In February, Struever Bros. created the Charles Village Task Force, which consists of representatives from surrounding community and business associations, and area nonprofits and institutions. The task force meets regularly to review and discuss plans for the two projects. A schedule of upcoming meetings can be found at

James McGill, senior vice president for finance and administration, said the "substantial engagement" of Johns Hopkins with its surrounding communities began with the development of the Homewood campus master plan and has carried over to the Charles Village Project.

"This project represents the marrying of our objectives to better serve the Hopkins community--its students, faculty and staff--and to relate felicitously with our neighbors," McGill said. "We are grateful for the vigorous and effective involvement of our neighbors in the planning for this important new development."

Bell said that Struever Bros. has incorporated numerous changes based on community feedback and the last six months of meetings with the Charles Village Task Force.

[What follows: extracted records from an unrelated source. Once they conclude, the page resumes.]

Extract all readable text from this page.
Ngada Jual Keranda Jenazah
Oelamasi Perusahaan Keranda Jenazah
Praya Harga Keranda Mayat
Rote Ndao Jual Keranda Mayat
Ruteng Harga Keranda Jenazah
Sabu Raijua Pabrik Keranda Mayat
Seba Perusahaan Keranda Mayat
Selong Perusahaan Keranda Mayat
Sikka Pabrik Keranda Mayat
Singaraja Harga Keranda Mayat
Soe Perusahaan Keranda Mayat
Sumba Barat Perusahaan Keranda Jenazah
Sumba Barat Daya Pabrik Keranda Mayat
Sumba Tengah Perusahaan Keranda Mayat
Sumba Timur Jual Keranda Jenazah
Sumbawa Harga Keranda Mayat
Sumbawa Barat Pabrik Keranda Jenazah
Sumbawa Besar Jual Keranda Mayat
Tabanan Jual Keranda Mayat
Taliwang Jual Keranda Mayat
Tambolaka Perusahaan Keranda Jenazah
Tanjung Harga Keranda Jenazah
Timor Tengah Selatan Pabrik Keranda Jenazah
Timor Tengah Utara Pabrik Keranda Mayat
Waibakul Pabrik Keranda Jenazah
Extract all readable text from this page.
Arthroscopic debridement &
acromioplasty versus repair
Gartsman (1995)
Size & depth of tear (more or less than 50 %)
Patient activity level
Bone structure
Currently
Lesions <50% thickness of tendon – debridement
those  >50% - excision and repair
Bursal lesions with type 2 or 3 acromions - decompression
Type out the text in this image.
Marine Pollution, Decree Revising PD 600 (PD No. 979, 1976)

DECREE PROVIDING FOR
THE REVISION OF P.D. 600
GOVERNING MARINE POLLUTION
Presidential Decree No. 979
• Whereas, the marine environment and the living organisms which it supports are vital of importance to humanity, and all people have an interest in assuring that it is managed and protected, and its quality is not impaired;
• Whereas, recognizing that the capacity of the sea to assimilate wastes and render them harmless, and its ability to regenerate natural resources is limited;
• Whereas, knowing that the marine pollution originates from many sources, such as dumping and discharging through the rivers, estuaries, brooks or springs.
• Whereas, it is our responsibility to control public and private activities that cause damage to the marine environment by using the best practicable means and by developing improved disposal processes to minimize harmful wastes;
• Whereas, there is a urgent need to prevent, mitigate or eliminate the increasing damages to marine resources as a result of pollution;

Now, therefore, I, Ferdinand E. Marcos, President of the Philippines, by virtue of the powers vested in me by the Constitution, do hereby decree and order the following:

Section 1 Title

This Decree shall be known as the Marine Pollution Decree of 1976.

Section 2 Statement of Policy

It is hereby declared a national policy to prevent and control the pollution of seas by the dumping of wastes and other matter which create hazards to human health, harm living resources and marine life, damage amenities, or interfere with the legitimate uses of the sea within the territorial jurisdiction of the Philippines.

Salem Reiner, the university's coordinator of community affairs, said the university's intention from the start was to make this redevelopment an open process in which area residents could interface directly with the developers and Johns Hopkins.

"There has been a tremendous amount of community involvement up until this point, and that certainly will continue as opportunities present themselves through the rest of [the design and development phase]. The community response for the most part has been very positive," Reiner said. "From the beginning, there has been some concern about the redeveloped site's physical presence in the community and how it might change the feeling of that block; along those lines have been concerns of an increase in traffic density, so those are issues on which the developers and everyone else involved are working very hard. We want to make this a pedestrian-friendly type of facility."

The structures currently on the Charles Village Project site include a university-owned house at 3301 N. Charles St., which is now being used for offices; Ivy Hall on 33rd Street; and the Homewood Garage on St. Paul Street. All will be demolished in mid-to-late January. Construction is expected to begin in mid-2004, with occupancy scheduled for August 2005.

Bell said that for a project like this, the challenge is to meet the needs of both client and community.

"In this case, we are very fortunate in that a lot of the university's goals and desires matched with the community's goals and desires. Everyone wants to see this new bookstore opened," she said. "Both sides at this point seem pleased with how plans are shaping up. We've responded to community concerns about building height and massing, and we feel we are still able to meet all of Hopkins' programming needs."

Bell said that when the construction dust finally clears, both sides should be very happy with the result.

"The big reward for Johns Hopkins when this project is completed is that it will have a new state-of-the-art facility to better attract students," she said. "Meanwhile, the community will have a fabulous bookstore that will stir foot traffic in and anchor the existing retail area in Charles Village. The new streetscape will also be a dramatic improvement."